Ze neemt een fotoalbum uit de lade van de kast en gaat op de rand van het bed zitten.
‘Kom,’ zegt ze en klopt op de bedsprei naast haar ‘Zet u.’
Even rusten haar handen op het boek dat op haar knieën ligt. Het heeft iets plechtigs. Dan slaat ze het open. Met een benige wijsvinger wijst ze naar een foto.
‘Kijk,’ zegt ze ‘Dat is Werner, mijn zoon.’

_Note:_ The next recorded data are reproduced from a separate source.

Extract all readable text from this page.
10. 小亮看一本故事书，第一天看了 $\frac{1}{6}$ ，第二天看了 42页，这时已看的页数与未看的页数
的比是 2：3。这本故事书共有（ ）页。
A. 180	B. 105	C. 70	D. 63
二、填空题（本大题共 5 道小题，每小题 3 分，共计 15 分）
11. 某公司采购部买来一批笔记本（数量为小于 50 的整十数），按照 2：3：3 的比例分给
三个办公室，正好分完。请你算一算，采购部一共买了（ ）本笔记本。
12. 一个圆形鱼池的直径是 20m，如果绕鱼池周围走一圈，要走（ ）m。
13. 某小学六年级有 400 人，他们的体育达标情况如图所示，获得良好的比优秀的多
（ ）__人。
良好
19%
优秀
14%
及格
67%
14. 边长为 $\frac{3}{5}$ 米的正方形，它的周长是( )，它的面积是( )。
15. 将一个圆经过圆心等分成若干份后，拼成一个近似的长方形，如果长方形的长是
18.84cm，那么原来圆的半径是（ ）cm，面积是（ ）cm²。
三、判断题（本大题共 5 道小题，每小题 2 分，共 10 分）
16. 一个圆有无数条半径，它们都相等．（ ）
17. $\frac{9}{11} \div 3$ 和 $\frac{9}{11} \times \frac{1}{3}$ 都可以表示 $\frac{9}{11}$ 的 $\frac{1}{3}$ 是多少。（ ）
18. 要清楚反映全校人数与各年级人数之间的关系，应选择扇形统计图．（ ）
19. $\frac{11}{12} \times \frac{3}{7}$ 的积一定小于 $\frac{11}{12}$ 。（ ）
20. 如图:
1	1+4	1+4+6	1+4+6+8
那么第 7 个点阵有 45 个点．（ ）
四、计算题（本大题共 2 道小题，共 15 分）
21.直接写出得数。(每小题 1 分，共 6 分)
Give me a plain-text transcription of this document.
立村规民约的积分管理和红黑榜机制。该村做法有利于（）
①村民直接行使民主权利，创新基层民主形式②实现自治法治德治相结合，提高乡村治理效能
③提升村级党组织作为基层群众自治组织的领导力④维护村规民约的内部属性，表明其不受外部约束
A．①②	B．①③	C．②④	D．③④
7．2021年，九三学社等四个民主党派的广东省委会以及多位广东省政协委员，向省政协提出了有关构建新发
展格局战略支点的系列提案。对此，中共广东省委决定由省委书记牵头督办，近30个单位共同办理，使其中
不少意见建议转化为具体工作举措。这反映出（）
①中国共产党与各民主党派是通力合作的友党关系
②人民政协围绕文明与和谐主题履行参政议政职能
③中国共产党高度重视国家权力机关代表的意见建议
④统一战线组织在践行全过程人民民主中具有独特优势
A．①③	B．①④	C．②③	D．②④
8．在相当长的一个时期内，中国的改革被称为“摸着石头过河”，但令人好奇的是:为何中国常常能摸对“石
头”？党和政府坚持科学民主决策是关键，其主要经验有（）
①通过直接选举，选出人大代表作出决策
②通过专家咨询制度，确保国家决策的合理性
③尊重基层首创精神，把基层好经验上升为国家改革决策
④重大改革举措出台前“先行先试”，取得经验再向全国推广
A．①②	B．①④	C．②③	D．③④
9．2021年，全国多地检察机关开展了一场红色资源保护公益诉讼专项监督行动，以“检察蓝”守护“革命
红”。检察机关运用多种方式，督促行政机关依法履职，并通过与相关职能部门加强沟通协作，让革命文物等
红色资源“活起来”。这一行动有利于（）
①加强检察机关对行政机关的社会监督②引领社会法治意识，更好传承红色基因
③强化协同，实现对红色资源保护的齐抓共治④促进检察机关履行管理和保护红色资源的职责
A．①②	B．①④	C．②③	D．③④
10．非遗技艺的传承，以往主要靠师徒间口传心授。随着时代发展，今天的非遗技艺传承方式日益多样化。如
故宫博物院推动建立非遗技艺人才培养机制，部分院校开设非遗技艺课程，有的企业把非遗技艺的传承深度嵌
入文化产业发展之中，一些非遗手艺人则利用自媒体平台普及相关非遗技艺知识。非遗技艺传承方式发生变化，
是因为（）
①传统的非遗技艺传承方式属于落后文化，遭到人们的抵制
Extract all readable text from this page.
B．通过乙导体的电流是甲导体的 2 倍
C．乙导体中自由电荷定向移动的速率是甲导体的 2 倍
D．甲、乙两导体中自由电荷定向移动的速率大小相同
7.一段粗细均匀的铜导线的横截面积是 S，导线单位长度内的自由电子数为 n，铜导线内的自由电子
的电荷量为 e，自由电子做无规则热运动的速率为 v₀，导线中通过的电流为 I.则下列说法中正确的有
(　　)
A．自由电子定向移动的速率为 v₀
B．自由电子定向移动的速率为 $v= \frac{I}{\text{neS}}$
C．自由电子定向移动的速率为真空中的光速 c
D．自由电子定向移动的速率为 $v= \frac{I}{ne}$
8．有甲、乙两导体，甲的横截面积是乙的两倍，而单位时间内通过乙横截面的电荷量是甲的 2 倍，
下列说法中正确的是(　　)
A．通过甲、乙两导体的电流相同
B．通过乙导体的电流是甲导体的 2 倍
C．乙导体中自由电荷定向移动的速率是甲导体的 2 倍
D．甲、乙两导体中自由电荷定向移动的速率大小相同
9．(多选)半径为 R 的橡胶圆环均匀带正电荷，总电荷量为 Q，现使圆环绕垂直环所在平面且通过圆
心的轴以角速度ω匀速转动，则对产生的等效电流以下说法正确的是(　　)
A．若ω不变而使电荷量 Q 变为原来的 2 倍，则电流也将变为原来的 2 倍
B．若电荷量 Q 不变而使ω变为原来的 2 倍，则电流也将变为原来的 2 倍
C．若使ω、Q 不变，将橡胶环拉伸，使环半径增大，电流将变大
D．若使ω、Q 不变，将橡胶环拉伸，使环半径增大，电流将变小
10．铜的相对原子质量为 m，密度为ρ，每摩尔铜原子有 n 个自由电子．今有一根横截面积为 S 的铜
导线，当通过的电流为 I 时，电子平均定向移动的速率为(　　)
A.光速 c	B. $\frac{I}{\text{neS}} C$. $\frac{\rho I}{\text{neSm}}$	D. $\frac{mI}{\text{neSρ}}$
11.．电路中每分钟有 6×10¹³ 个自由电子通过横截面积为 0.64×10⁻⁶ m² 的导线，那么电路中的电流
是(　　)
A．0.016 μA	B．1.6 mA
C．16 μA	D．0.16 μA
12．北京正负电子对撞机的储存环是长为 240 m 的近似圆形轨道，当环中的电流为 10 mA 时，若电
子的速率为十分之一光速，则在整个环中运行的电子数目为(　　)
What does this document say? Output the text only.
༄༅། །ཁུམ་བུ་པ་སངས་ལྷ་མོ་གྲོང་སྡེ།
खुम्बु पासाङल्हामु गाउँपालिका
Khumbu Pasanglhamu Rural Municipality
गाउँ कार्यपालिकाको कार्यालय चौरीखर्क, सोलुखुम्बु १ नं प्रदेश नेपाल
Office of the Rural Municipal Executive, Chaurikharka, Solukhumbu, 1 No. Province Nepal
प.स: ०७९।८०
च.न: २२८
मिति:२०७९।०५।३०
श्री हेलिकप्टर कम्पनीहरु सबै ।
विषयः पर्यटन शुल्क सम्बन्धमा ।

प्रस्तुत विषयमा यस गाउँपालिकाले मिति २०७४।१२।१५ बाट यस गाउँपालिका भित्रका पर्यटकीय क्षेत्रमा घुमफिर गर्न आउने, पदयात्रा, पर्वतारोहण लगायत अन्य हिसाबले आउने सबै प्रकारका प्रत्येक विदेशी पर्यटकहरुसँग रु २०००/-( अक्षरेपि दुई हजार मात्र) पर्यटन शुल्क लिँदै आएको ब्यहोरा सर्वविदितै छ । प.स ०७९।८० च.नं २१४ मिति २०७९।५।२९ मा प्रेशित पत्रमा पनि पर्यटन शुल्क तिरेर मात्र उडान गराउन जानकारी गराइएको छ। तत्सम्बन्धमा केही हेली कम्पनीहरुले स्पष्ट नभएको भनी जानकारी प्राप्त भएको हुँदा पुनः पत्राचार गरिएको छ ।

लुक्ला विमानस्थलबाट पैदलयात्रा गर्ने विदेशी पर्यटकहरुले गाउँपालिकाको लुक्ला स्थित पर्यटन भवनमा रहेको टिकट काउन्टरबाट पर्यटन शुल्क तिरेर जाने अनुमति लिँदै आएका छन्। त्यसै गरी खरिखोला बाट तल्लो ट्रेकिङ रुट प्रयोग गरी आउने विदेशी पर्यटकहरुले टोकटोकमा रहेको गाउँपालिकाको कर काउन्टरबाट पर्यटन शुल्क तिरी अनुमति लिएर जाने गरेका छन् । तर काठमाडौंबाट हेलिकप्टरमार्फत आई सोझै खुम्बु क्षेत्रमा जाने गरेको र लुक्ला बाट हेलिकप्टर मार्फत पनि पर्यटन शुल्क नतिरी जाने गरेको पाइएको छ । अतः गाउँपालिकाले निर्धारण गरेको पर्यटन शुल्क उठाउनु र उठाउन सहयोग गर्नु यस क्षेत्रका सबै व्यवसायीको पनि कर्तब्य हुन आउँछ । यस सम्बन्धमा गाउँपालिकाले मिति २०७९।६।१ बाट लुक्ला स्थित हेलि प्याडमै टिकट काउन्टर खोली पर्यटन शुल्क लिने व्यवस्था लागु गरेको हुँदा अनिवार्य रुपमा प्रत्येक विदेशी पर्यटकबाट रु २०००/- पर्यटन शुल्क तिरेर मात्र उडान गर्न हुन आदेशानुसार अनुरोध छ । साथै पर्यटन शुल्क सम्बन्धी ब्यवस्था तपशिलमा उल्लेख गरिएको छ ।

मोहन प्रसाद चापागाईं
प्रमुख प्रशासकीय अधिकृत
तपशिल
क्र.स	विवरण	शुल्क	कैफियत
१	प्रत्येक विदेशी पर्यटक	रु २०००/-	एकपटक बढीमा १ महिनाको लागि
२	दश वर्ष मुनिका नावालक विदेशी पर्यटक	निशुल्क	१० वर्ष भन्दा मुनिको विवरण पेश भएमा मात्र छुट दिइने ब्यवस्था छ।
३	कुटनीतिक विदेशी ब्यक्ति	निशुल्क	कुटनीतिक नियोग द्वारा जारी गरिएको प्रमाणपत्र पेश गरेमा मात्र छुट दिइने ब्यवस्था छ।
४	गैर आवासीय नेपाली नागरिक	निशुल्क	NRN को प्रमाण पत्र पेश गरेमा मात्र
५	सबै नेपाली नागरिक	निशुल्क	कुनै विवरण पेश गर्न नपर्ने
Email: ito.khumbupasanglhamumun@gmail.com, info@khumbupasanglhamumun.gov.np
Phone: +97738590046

Matthias trekt zijn oma dichter tegen zich aan. Hij voelt haar knokige schouderblad.
‘Ja, oma, dat is papa.’
‘En u bent?’
‘Matthias, oma.’
‘Juist, jongen.’ Ze duwt haar bril met haar rechterwijsvinger hoog op haar neus, kijkt hem even aan en glimlacht. ‘Matthias, ik ben blij dat je er bent’.
Ze bladert langzaam doorheen het fotoalbum en vertelt bedachtzaam honderduit. Hij zit naast haar en luistert geduldig, zijn arm nog steeds rond haar smalle schouders geklemd. Af en toe legt ze haar hoofd tegen zijn borst.
‘Ach,’ zegt ze dan.
‘Oma, vanaf morgen mag ik je niet meer komen bezoeken.’ Zijn stem breekt. Hoe kan hij dit uitleggen? Hoe kan hij haar duidelijk maken dat ze hem een tijd niet meer zal zien? Verdomd virus.
‘Kijk hier, jongen! Kerstmis met Werner. Is dat geen mooie foto? Kijk eens hoe hij lacht! Zie eens hoe gelukkig hij toen was!’
Matthias knikt en drukt een kus in oma’s zilveren haardos.